Translog Accumulation Risk

warning

reliabilityUpdated Mar 2, 2026

Transaction log (translog) accumulates uncommitted operations between flushes. Excessive translog size increases recovery time after node failures and can indicate flush problems or configuration issues.

Technologies:

Elasticsearchsubject

elasticsearch.node.translog.uncommitted.size

elasticsearch.node.translog.operations

elasticsearch.index.translog.operations

elasticsearch.node.operations.completed

How to detect:

elasticsearch.node.translog.uncommitted.size growing significantly (>1GB per shard) or elasticsearch.node.translog.operations count very high without corresponding flush operations

Recommended action:

Check flush operation frequency via _nodes/stats API. Default flush triggers at 512MB translog size or 30-minute interval (index.translog.flush_threshold_size and index.translog.sync_interval).

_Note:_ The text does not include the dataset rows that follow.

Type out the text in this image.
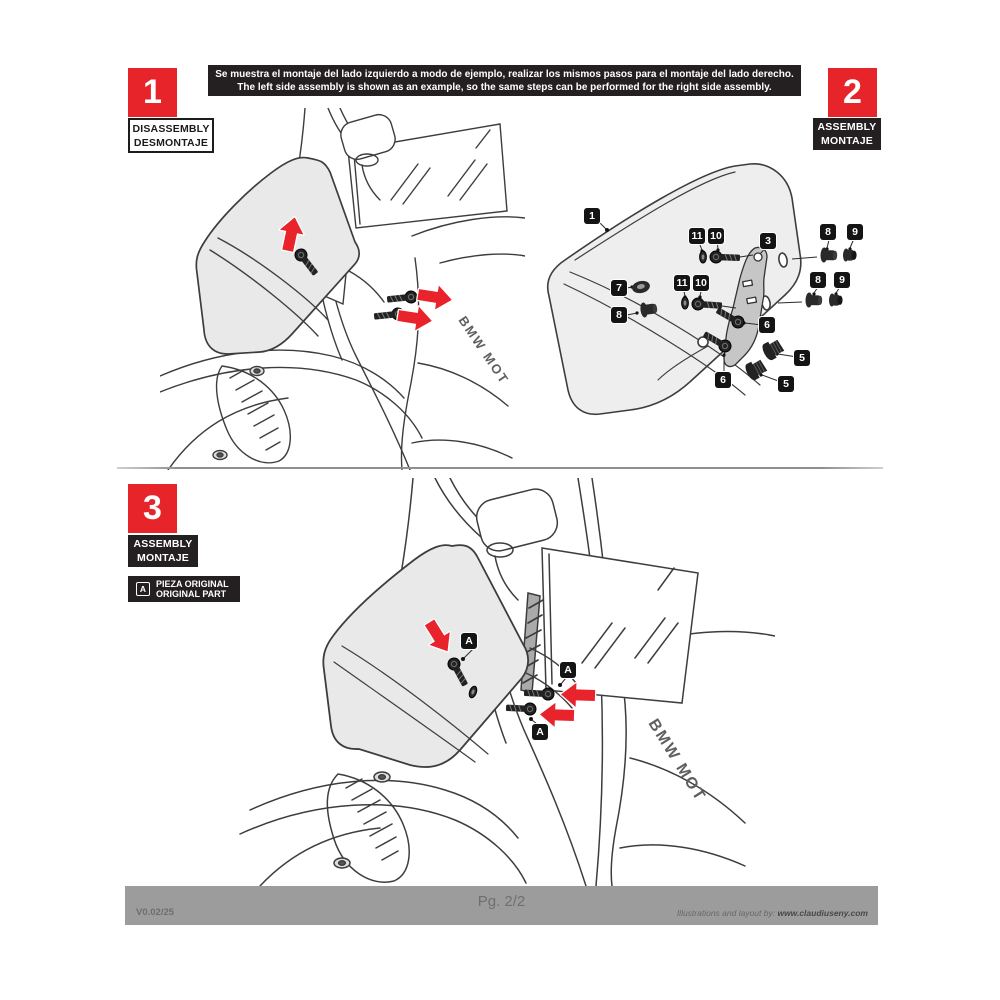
1	Se muestra el montaje del lado izquierdo a modo de ejemplo, realizar los mismos pasos para el montaje del lado derecho.
The left side assembly is shown as an example, so the same steps can be performed for the right side assembly.	2
DISASSEMBLY
DESMONTAJE
ASSEMBLY
MONTAJE
BMW MOT
1
11 10	3
8	9
7	11 10	8	9
8
6
5
6	5
3
ASSEMBLY
MONTAJE
A
PIEZA ORIGINAL
ORIGINAL PART
BMW MOT
A
A
A
V0.02/25
Pg. 2/2
Illustrations and layout by: www.claudiuseny.com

If translog growing beyond threshold: (1) Verify flush operations completing successfully via logs, (2) Check disk I/O capacity - slow disk prevents timely flushes, (3) Review index.translog.durability setting (request vs async) - async improves performance but risks data loss on crash. For large bulk loads, consider temporarily increasing flush_threshold_size, then reset after completion. Monitor recovery time after node restart - long recovery correlates with large translog size.